実在した『ベルばら』のオスカル的な英雄を亜留間次郎が解説! アメリカ独立戦争の雄、カジミール・プラスキ将軍は男装の麗人だった!?

■ゼクセンにいたフランチシュカの正体は〇〇〇?

 さて、もしフランチシュカがプラスキ将軍だった場合、二十数年間もザクセン王国のドレスデンに住んでいたのは誰なのかという問題が残ります。

フランチシュカ。画像は「Wikipedia」より引用

 クールラント公国の生き残りも含めて、ポーランドからの亡命者は現在のドイツのザクセン州のドレスデンに移住しており、カールとフランチシュカは1796年にドレスデンで没したことになっているのです。

 フランチシュカが公式な歴史に最後に登場したのは、1776年の貴賤結婚の承認が最後です。そして、貴賤結婚が承認される直前、正式にポーランドでのクールラント公爵カールの継承権の消滅が宣言されています。

 プラスキ将軍の所在がアメリカで最初に確認されたのが1777年です。当時は毎週のようにフランスから新大陸行の船が出ていましたから、半年もあれば十分に移動できたはずです。

 前述したように、ザクセン王国ドレスデンで夫婦で暮らしていたフランチシュカは、1776年の結婚を最後に、1796年4月30日の死亡記録まで歴史に登場しません。

 逆に、プラスキ将軍は1771年8月にポーランドで敗戦して軍事的行動が取れなくなり、1771年12月に欠席裁判で死刑宣告されたまま、1777年にアメリカで所在が確認されるまで行方不明になっています。

 フランチシュカがプラスキ将軍に戻ったのは、夫の継承権消滅の直後と考えられます。

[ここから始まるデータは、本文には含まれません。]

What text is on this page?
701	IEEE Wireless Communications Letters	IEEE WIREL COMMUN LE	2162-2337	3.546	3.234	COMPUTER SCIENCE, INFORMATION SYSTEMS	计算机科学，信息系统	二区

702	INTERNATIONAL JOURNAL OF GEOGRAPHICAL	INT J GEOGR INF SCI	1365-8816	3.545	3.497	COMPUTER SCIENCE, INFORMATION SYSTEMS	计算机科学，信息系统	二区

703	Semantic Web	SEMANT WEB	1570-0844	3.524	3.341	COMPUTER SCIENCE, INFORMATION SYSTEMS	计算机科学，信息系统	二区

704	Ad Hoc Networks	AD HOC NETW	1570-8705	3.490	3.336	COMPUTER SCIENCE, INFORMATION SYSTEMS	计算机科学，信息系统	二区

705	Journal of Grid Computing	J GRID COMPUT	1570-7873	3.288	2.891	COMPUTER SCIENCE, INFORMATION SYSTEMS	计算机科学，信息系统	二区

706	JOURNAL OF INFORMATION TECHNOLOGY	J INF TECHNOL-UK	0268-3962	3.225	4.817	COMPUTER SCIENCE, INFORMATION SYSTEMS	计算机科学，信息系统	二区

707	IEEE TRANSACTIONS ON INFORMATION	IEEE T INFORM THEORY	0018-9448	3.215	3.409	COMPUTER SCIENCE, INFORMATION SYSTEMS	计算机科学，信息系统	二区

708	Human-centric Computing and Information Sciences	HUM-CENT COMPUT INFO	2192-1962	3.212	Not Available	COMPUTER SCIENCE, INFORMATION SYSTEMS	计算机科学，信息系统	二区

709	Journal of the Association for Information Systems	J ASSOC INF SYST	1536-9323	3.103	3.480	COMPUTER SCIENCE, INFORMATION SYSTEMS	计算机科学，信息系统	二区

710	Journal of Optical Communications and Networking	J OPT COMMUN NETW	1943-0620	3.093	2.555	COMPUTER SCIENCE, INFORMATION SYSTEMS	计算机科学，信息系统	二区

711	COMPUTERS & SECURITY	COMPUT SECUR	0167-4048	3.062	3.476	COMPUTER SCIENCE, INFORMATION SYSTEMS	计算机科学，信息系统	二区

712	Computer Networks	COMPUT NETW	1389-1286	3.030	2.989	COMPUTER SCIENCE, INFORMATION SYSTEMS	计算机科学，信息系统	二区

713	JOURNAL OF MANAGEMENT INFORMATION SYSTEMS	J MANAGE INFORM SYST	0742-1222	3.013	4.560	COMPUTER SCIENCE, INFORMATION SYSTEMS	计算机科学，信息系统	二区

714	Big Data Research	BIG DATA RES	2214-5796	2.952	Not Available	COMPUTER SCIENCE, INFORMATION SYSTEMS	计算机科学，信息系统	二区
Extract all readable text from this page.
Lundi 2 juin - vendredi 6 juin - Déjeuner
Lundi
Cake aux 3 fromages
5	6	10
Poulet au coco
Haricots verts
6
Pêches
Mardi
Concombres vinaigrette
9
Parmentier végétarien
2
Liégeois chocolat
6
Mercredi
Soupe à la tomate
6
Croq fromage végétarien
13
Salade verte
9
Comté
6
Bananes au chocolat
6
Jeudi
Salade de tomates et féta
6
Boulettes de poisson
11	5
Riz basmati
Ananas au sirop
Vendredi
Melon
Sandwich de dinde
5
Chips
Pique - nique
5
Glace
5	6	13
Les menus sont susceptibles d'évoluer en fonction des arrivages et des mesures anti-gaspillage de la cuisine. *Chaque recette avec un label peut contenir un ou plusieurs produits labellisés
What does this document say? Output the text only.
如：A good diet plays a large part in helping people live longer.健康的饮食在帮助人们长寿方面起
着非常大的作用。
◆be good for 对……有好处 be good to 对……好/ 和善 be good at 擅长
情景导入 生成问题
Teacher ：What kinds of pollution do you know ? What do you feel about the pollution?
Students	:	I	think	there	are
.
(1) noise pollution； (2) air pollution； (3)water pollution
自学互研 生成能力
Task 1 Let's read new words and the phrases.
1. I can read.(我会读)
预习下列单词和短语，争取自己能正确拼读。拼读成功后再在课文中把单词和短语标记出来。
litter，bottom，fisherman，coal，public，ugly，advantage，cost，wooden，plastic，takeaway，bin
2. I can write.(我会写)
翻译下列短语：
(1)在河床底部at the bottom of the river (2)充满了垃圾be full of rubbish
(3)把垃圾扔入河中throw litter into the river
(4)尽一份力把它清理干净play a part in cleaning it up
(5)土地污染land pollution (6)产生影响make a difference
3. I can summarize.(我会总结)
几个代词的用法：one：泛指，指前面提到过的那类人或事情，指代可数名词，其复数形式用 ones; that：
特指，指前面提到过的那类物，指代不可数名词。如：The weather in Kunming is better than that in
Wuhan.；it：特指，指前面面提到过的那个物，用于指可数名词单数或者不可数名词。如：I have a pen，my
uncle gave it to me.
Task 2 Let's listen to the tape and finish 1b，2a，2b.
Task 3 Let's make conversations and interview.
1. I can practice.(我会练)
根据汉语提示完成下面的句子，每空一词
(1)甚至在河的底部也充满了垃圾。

新大陸で領土を手に入れることができれば、ザクセンに残ったカールがザクセン王家や神聖ローマ帝国皇帝に政治的に働きかけ、アメリカ大陸のクールラント公国を欧州諸国に国家承認させる手はずだった可能性もあるでしょう。クールラント公国が承認されれば、ザクセンのドレスデンにいたポーランド亡命貴族の一団を率いて、アメリカに渡って政府組織を作る考えまであったのかもしれません。

 クールラント公国建国後、プラスキ将軍からフランチシュカ公爵夫人に戻ってもらうためには、妻は家にいることにしておかないと不都合です。まさか妻が男装して領土をぶんどってくるなど誰にも言えません。

 記録によるとカールは、1796年6月16日、フランチシュカの死から一か月半後に亡くなっています。63歳の誕生日が近くなり、カールが自分の寿命が尽きつつあるのを悟るまで、フランチシュカは“エア嫁”として存在していたとすれば矛盾しません。もしかしたら、カールはプラスキ将軍(フランチシュカ)の死を知ることができなくて、妻の帰還をずっと待っていたのかもしれません。

 ついでに言えば、フランチシュカにはカールとは別に、貴賤結婚の公認により公爵夫人としての年金の受給権がありました。王家からの年金頼りだったカールが、その収入目当てに妻を生きていることにし続けた可能性も考えられます。